Работники милиции из параллельных со следствием служб нередко завидовали следователям: на одном месте, в тепле сидят, с готовыми «клиентами» работают… Да чего греха таить, и Паромов, будучи участковым, сам не раз так думал, так как не знал, сколько бедным следователям приходится «бумаги марать». Порой шарикового стержня на сутки не хватает, как и пачки сигарет — такой «писательский» накал идет.
Нина Иосифовна Деменкова в санкции на арест Чавадзе и Биндилиани не отказала:
— Пусть в СИЗО посидят, остынут. А то не успели со своих гор спуститься, как в мошенники подались… Впрочем, ты, старший следователь, не благодушествуй, побольше доказательств на них собирай, а то вижу — с доказательствами не густо. Особенно по Чавадзе. Отвозить похищенное, не зная о том, что оно похищенное — еще не преступление, сам понимаешь.

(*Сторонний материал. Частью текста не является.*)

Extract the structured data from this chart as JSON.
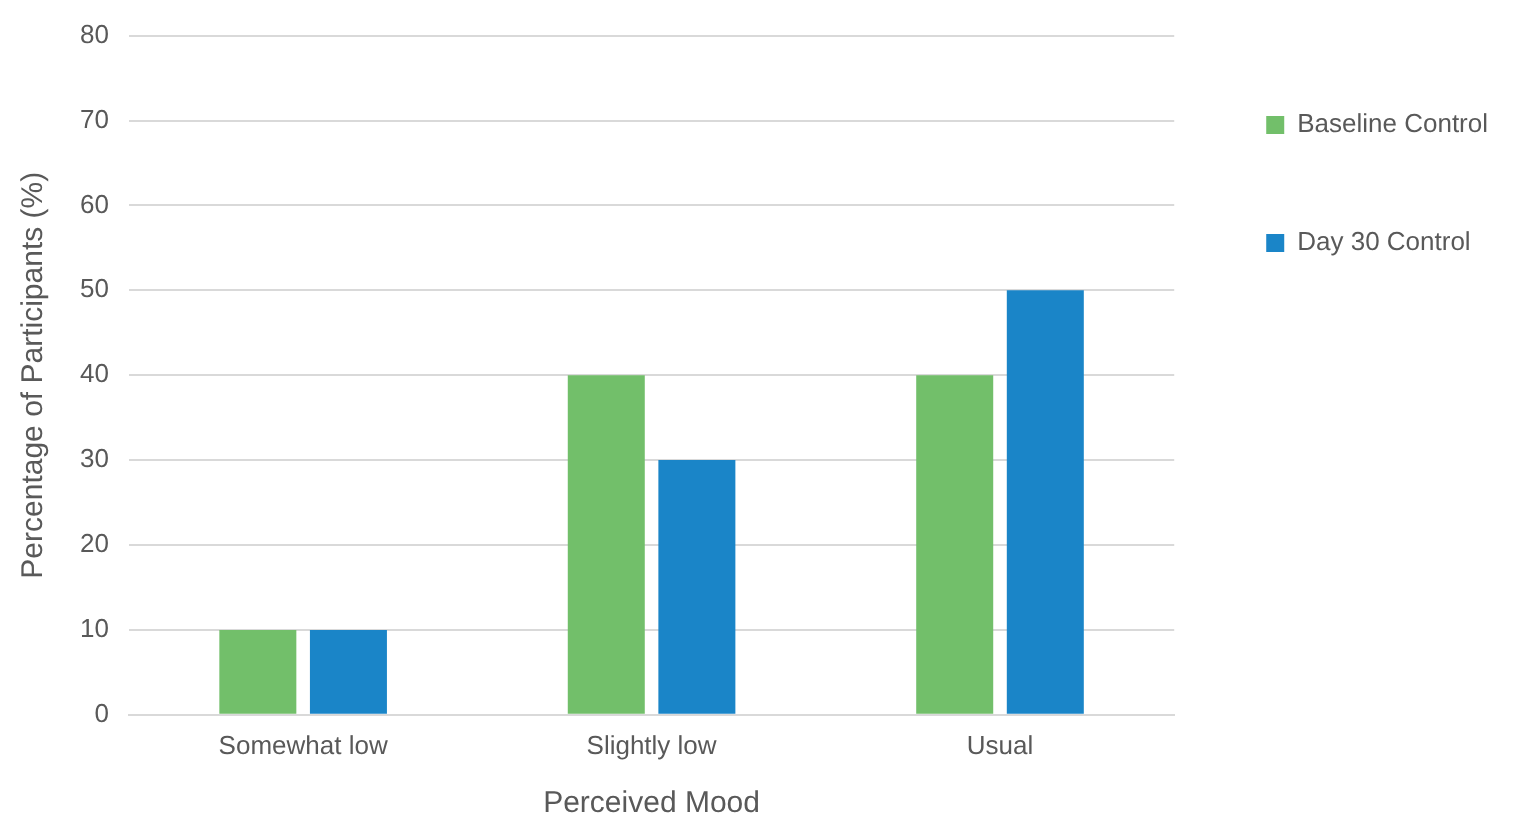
{
  "chart_data": {
    "type": "bar",
    "xlabel": "Perceived Mood",
    "ylabel": "Percentage of Participants (%)",
    "categories": [
      "Somewhat low",
      "Slightly low",
      "Usual"
    ],
    "series": [
      {
        "name": "Baseline Control",
        "color": "#72bf6a",
        "values": [
          10,
          40,
          40
        ]
      },
      {
        "name": "Day 30 Control",
        "color": "#1a85c8",
        "values": [
          10,
          30,
          50
        ]
      }
    ],
    "ylim": [
      0,
      80
    ],
    "yticks": [
      0,
      10,
      20,
      30,
      40,
      50,
      60,
      70,
      80
    ],
    "grid": "y",
    "legend": "top right"
  }
}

— Постараюсь, Нина Иосифовна.
— Да уж, мил человек, постарайся! Будь добр… А то пользуешься моей добротой — и рад людей под стражей содержать или в приемник-распределитель десятками отправлять, — намекнула она на тех лиц, выходцев с Кавказа, которых сотрудники шестого отдела милиции оформили как бродяг, а она дала санкцию на их помещение в спецучреждение.
— А что будем с Несмеловой делать, — кладя перед прокуроршей очередное постановление на арест, сказал Паромов. — Вроде и держать ее в СИЗО бессмысленно, но и отпускать рановато…
Нина Иосифовна подняла на следователя глаза, при-крытые кругляшками очков в элегантной оправе.
— Не поняла?
— Да дело в том, что одна экстрасенша, кстати, в вашем здании, в агентстве Госстраха работает, нагадала, что быть ей на этой неделе сбитой черным автомобилем. Я хоть не особо во всю эту сверхъестественную чушь верю, однако… В четырех стенах точно никакой автомобиль не собьет.